No problem getting any of it dry at the moment though!
I've been picking the first of the soft fruits after the gooseberries too - tayberries, raspberries and strawberries. A true taste of summer. :)

Sunday, 28 June 2009

Grandmother's Household Hints

This is the title of a wonderful American book by Helen Lyon Adamson from 1963. It's a wonderful book, full of very useful knowledge, wrought from experience, on all aspects of domestic life.
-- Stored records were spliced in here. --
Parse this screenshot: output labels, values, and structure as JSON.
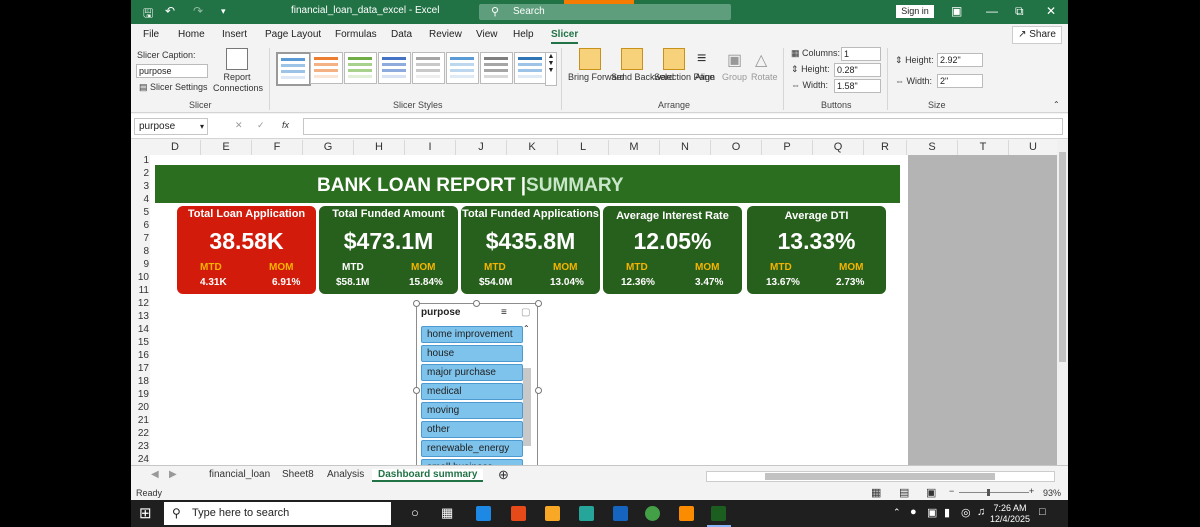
{
  "window": {
    "title": "financial_loan_data_excel - Excel",
    "search_placeholder": "Search",
    "signin_label": "Sign in"
  },
  "ribbon_tabs": [
    "File",
    "Home",
    "Insert",
    "Page Layout",
    "Formulas",
    "Data",
    "Review",
    "View",
    "Help",
    "Slicer"
  ],
  "share_label": "Share",
  "slicer_group": {
    "caption_label": "Slicer Caption:",
    "caption_value": "purpose",
    "settings_label": "Slicer Settings",
    "report_connections_label": "Report Connections",
    "group_label": "Slicer"
  },
  "styles_group": {
    "label": "Slicer Styles"
  },
  "arrange_group": {
    "bring_forward": "Bring Forward",
    "send_backward": "Send Backward",
    "selection_pane": "Selection Pane",
    "align": "Align",
    "group": "Group",
    "rotate": "Rotate",
    "label": "Arrange"
  },
  "buttons_group": {
    "columns_label": "Columns:",
    "columns_value": "1",
    "height_label": "Height:",
    "height_value": "0.28\"",
    "width_label": "Width:",
    "width_value": "1.58\"",
    "label": "Buttons"
  },
  "size_group": {
    "height_label": "Height:",
    "height_value": "2.92\"",
    "width_label": "Width:",
    "width_value": "2\"",
    "label": "Size"
  },
  "formula_bar": {
    "name_box": "purpose",
    "fx": "fx",
    "formula": ""
  },
  "columns": [
    "D",
    "E",
    "F",
    "G",
    "H",
    "I",
    "J",
    "K",
    "L",
    "M",
    "N",
    "O",
    "P",
    "Q",
    "R",
    "S",
    "T",
    "U"
  ],
  "rows": [
    "1",
    "2",
    "3",
    "4",
    "5",
    "6",
    "7",
    "8",
    "9",
    "10",
    "11",
    "12",
    "13",
    "14",
    "15",
    "16",
    "17",
    "18",
    "19",
    "20",
    "21",
    "22",
    "23",
    "24"
  ],
  "report": {
    "title": "BANK LOAN REPORT |",
    "subtitle": "SUMMARY",
    "cards": [
      {
        "title": "Total Loan Application",
        "value": "38.58K",
        "mtd_label": "MTD",
        "mom_label": "MOM",
        "mtd": "4.31K",
        "mom": "6.91%",
        "color": "#d21b0b"
      },
      {
        "title": "Total Funded Amount",
        "value": "$473.1M",
        "mtd_label": "MTD",
        "mom_label": "MOM",
        "mtd": "$58.1M",
        "mom": "15.84%",
        "color": "#275f1c"
      },
      {
        "title": "Total Funded Applications",
        "value": "$435.8M",
        "mtd_label": "MTD",
        "mom_label": "MOM",
        "mtd": "$54.0M",
        "mom": "13.04%",
        "color": "#275f1c"
      },
      {
        "title": "Average Interest Rate",
        "value": "12.05%",
        "mtd_label": "MTD",
        "mom_label": "MOM",
        "mtd": "12.36%",
        "mom": "3.47%",
        "color": "#275f1c"
      },
      {
        "title": "Average DTI",
        "value": "13.33%",
        "mtd_label": "MTD",
        "mom_label": "MOM",
        "mtd": "13.67%",
        "mom": "2.73%",
        "color": "#275f1c"
      }
    ]
  },
  "slicer": {
    "header": "purpose",
    "items": [
      "home improvement",
      "house",
      "major purchase",
      "medical",
      "moving",
      "other",
      "renewable_energy",
      "small business"
    ]
  },
  "sheet_tabs": [
    "financial_loan",
    "Sheet8",
    "Analysis",
    "Dashboard summary"
  ],
  "status": {
    "ready": "Ready",
    "zoom": "93%"
  },
  "taskbar": {
    "search_placeholder": "Type here to search",
    "time": "7:26 AM",
    "date": "12/4/2025"
  }
}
REading ti goes to who just hwo hard a lot of women have had things over the years, and makes me look like a bit of a slacker..........
This is one of my favourite passages:

"Among the extracurricular activities our grandmothers of that era could be expected to do were such oddly assorted subjects as sudden emergencies due to accidents; the making of wine; oreparing diets of invalids; knowing how to concoct medicines for many minor and some major ills; wage war agains rodents, insects and other vermin; bake bread twice a week; turn out the Monday wash, the Tuesday folding, and the Wednesday ironing; prepare and serve three meals a day; keep the well pure, make its water soft and run a vegetable patch; keep the house sparkling clean, paint a bedrolom, whitewasht he kitchen and extinguish chimney fires; make her own soap, mix her own paint, compound her own cosmetics; grow her own medicinal and kitchen herbs or collect them int he woods or fields; bottle a barrel of cider, put up preserves and bring up a family; care for a milch cow, make butter and cheese; dye wool and cotton, mix furniture,shoe, floor and razor-strop polish - also to find time to rest and recharge her rundown batteries lest she be called upon to deal with someone's attack of delirium tremens"

HHmm. I'm off for a cup of coffee and a sit down before I make a start !

I'll post some more bits and pieces as it's a fascinating insight into domestic life mostly now gone.